Deep Learning Based Just Noticeable Difference and Perceptual Quality Prediction Models for Compressed Video

Human visual system has a limitation of sensitivity in detecting small distortion in an image/video and the minimum perceptual threshold is so called Just Noticeable Difference (JND). JND modelling is challenging since it highly depends on visual contents and perceptual factors are not fully understood. In this paper, we propose deep learning based JND and perceptual quality prediction models, which are able to predict the Satisfied User Ratio (SUR) and Video Wise JND (VWJND) of compressed videos with different resolutions and coding parameters. Firstly, the SUR prediction is modeled as a regression problem that fits deep learning tools. Then, Video Wise Spatial SUR method (VW-SSUR) is proposed to predict the SUR value for compressed video, which mainly considers the spatial distortion.
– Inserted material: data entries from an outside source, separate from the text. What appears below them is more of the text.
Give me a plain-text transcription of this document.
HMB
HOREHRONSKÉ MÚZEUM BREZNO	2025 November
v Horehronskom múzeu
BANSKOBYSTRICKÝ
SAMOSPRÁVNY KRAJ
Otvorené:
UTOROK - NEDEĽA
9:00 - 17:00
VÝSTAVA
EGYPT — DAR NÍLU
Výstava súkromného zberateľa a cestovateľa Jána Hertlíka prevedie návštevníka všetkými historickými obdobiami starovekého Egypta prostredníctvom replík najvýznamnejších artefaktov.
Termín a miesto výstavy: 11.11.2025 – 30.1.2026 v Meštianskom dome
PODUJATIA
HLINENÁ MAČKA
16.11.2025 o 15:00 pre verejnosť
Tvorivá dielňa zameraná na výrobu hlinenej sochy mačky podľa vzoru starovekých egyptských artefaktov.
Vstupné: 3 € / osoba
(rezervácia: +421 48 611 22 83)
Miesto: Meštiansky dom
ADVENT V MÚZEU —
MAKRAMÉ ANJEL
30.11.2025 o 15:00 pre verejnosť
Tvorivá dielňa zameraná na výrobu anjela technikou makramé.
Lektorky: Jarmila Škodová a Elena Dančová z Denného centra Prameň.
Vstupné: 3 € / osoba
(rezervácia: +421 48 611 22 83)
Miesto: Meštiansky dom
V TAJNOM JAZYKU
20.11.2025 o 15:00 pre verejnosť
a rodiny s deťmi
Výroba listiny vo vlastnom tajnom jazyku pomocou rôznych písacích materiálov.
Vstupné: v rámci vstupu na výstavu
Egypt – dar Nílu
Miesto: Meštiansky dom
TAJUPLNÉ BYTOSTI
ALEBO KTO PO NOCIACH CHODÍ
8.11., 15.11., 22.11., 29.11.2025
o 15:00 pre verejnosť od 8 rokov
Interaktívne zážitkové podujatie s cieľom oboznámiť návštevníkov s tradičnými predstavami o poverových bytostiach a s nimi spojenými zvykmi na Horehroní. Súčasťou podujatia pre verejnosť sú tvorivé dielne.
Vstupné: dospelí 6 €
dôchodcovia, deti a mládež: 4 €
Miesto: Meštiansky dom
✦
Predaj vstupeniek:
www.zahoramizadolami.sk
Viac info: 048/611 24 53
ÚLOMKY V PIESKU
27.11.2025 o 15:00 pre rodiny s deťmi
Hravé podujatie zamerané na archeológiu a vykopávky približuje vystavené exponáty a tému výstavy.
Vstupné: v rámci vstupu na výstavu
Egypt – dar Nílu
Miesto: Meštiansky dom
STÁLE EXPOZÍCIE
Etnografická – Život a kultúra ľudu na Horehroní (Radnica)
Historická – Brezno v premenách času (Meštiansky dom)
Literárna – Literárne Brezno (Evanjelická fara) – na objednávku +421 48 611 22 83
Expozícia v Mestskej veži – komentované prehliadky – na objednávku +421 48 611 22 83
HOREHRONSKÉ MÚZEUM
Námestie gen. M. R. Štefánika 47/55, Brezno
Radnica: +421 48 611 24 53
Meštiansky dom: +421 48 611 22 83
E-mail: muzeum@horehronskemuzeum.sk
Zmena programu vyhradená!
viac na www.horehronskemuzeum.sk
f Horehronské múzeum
Thirdly, we further propose Video Wise Spatial-Temporal SUR (VW-STSUR) method to improve the SUR prediction accuracy by considering the spatial and temporal information. Two fusion schemes that fuse the spatial and temporal information in quality score level and in feature level, respectively, are investigated. Finally, key factors including key frame and patch selections, cross resolution prediction and complexity are analyzed. Experimental results demonstrate the proposed VW-SSUR method outperforms in both SUR and VWJND prediction as compared with the state-of-the-art schemes. Moreover, the proposed VW-STSUR further improves the accuracy as compared with the VW-SSUR and the conventional JND models, where the mean SUR prediction error is 0.049, and mean VWJND prediction error is 1.69 in quantization parameter and 0.84 dB in peak signal-to-noise ratio.